Dalam kesempatan tersebut Bapak Sunarto ketua UPK Manis menyerahkan sepenuhnya kepada Pemerintah badan hukum apa yang tepat sementara Saridjo kepala desa kedungjaran sekaligus anggota BKAD Kecamatan sragi mengusulkan berbentuk Koperasi agar bisa berusaha di bidang lain sesuai kebutuhan di desa.

Kunjungan dilanjutkan kunjungan ke Desa Kedungjaran meninjau rintisan BUMDes yang sudah berjalan sekitar 1/2 tahun namun sudah bisa bekerjasama dengan pihak bank BNI dalam pelayanan pembukaan rekening Bank, tarik tunai selayaknya bank serta layanan lain seperti PPOB, Layanan Internet dan Simpan Pinjam.

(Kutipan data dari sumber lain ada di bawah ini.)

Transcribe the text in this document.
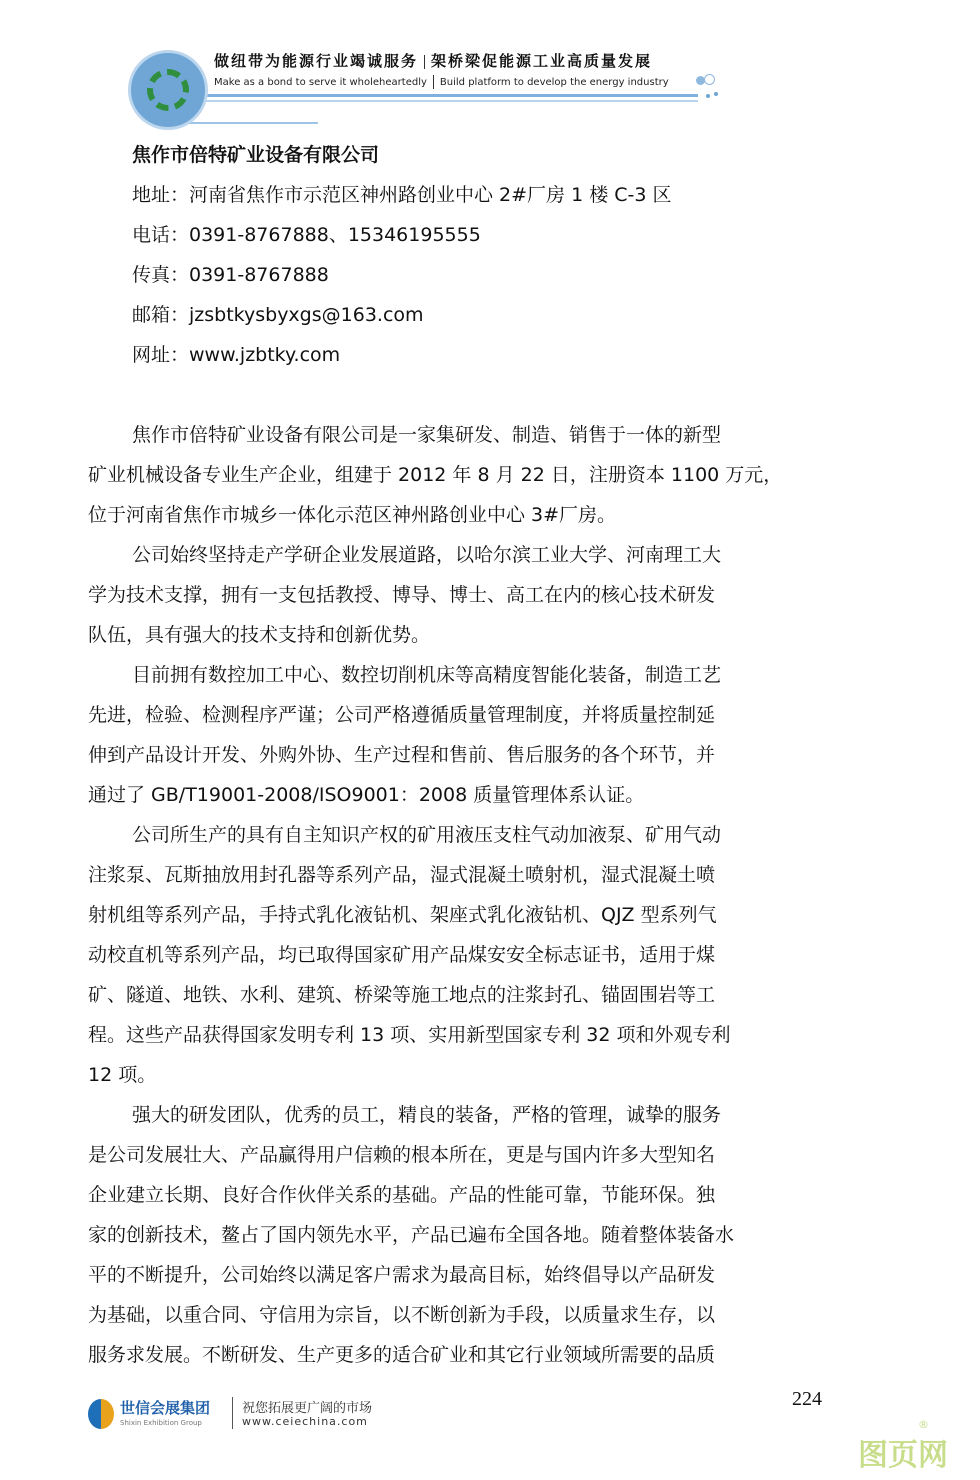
做纽带为能源行业竭诚服务 架桥梁促能源工业高质量发展
Make as a bond to serve it wholeheartedly Build platform to develop the energy industry
焦作市倍特矿业设备有限公司
地址：河南省焦作市示范区神州路创业中心 2#厂房 1 楼 C-3 区
电话：0391-8767888、15346195555
传真：0391-8767888
邮箱：jzsbtkysbyxgs@163.com
网址：www.jzbtky.com
焦作市倍特矿业设备有限公司是一家集研发、制造、销售于一体的新型
矿业机械设备专业生产企业，组建于 2012 年 8 月 22 日，注册资本 1100 万元，
位于河南省焦作市城乡一体化示范区神州路创业中心 3#厂房。
公司始终坚持走产学研企业发展道路，以哈尔滨工业大学、河南理工大
学为技术支撑，拥有一支包括教授、博导、博士、高工在内的核心技术研发
队伍，具有强大的技术支持和创新优势。
目前拥有数控加工中心、数控切削机床等高精度智能化装备，制造工艺
先进，检验、检测程序严谨；公司严格遵循质量管理制度，并将质量控制延
伸到产品设计开发、外购外协、生产过程和售前、售后服务的各个环节，并
通过了 GB/T19001-2008/ISO9001：2008 质量管理体系认证。
公司所生产的具有自主知识产权的矿用液压支柱气动加液泵、矿用气动
注浆泵、瓦斯抽放用封孔器等系列产品，湿式混凝土喷射机，湿式混凝土喷
射机组等系列产品，手持式乳化液钻机、架座式乳化液钻机、QJZ 型系列气
动校直机等系列产品，均已取得国家矿用产品煤安安全标志证书，适用于煤
矿、隧道、地铁、水利、建筑、桥梁等施工地点的注浆封孔、锚固围岩等工
程。这些产品获得国家发明专利 13 项、实用新型国家专利 32 项和外观专利
12 项。
强大的研发团队，优秀的员工，精良的装备，严格的管理，诚挚的服务
是公司发展壮大、产品赢得用户信赖的根本所在，更是与国内许多大型知名
企业建立长期、良好合作伙伴关系的基础。产品的性能可靠，节能环保。独
家的创新技术，鳌占了国内领先水平，产品已遍布全国各地。随着整体装备水
平的不断提升，公司始终以满足客户需求为最高目标，始终倡导以产品研发
为基础，以重合同、守信用为宗旨，以不断创新为手段，以质量求生存，以
服务求发展。不断研发、生产更多的适合矿业和其它行业领域所需要的品质
224
世信会展集团
Shixin Exhibition Group
祝您拓展更广阔的市场
www.ceiechina.com
图页网
®
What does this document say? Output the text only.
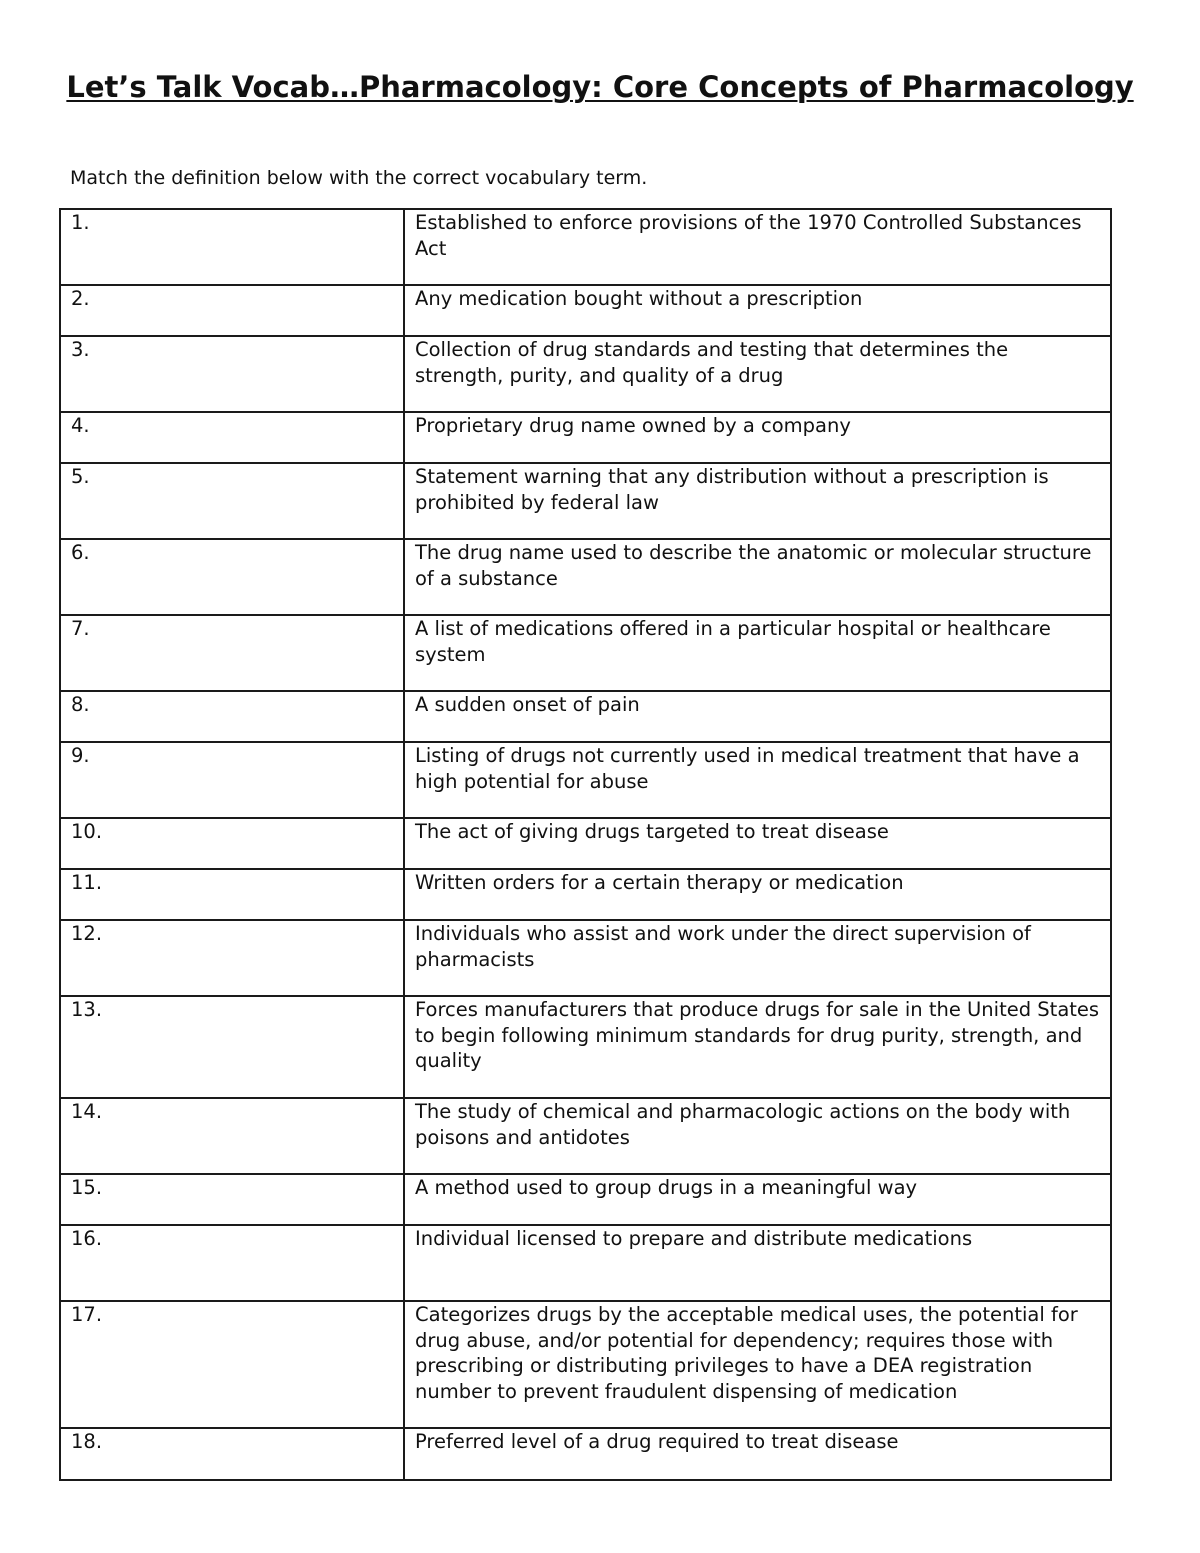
Let’s Talk Vocab…Pharmacology: Core Concepts of Pharmacology

Match the definition below with the correct vocabulary term.

1.	Established to enforce provisions of the 1970 Controlled Substances Act
2.	Any medication bought without a prescription
3.	Collection of drug standards and testing that determines the strength, purity, and quality of a drug
4.	Proprietary drug name owned by a company
5.	Statement warning that any distribution without a prescription is prohibited by federal law
6.	The drug name used to describe the anatomic or molecular structure of a substance
7.	A list of medications offered in a particular hospital or healthcare system
8.	A sudden onset of pain
9.	Listing of drugs not currently used in medical treatment that have a high potential for abuse
10.	The act of giving drugs targeted to treat disease
11.	Written orders for a certain therapy or medication
12.	Individuals who assist and work under the direct supervision of pharmacists
13.	Forces manufacturers that produce drugs for sale in the United States to begin following minimum standards for drug purity, strength, and quality
14.	The study of chemical and pharmacologic actions on the body with poisons and antidotes
15.	A method used to group drugs in a meaningful way
16.	Individual licensed to prepare and distribute medications
17.	Categorizes drugs by the acceptable medical uses, the potential for drug abuse, and/or potential for dependency; requires those with prescribing or distributing privileges to have a DEA registration number to prevent fraudulent dispensing of medication
18.	Preferred level of a drug required to treat disease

Dalam kesempatan tersebut Kepala Desa Kedungjaran menyampaikan keluh kesah kepala desa dengan balaidesa yang belum sah dimiliki agar bisa menggunakan dana desa untuk balaidesa, dijawab Bapak Dirjend PPMD memang belum diperbolehkan selama Infrastruktur lain dan pemenuhan kebutuhan dasar masyarakat belum terselesaikan.
Setelah dari Kedungjaran Rombongan menuju Rejosari Bojong untuk meninjau pemanfaat Dana Desa di desa Rejosari dalam hal pemanfaatan dana desa untuk Pemberdayaan Masyarakat. 

Terakhir di pendopo rumah dinas bupati pekalongan yang merupakan acara Puncak dilakukan Pengarahan didepan 300-an kepala desa dan camat dikabupaten pekalongan. Dalam sambutannya Bupati Pekalongan Bapak Asip Kholbihi menyampaikan pesan agar kepala desa bijak dan cerdas dalam menjalankan dana desa serta harus mulai berani merubah kebijakan tidak saja untuk pembangunan Infrastruktur namun juga untuk pemberdayaan masyarakat.

Akhirnya Dirjend PPMD Bapak Ahmad Erani Yustika memaparkan secara detail penggunaan Dana Desa untuk Pembinaan dan Pemberdayaan Masyarakat. Dengan tentunya setelah semua kebutuhan dasar sosial masyarakat berupa kebutuhan pendidikan dasar/dini, Jamban dan drainase keluarga, air minum terselesaikan. Setelah semua selesai boleh untuk pelatihan, bantuan permodalan ukm serta pembuatan BUMDes yang menggali potensi lokal desa seperti sumber daya alam, pariwisata desa dan lainnya.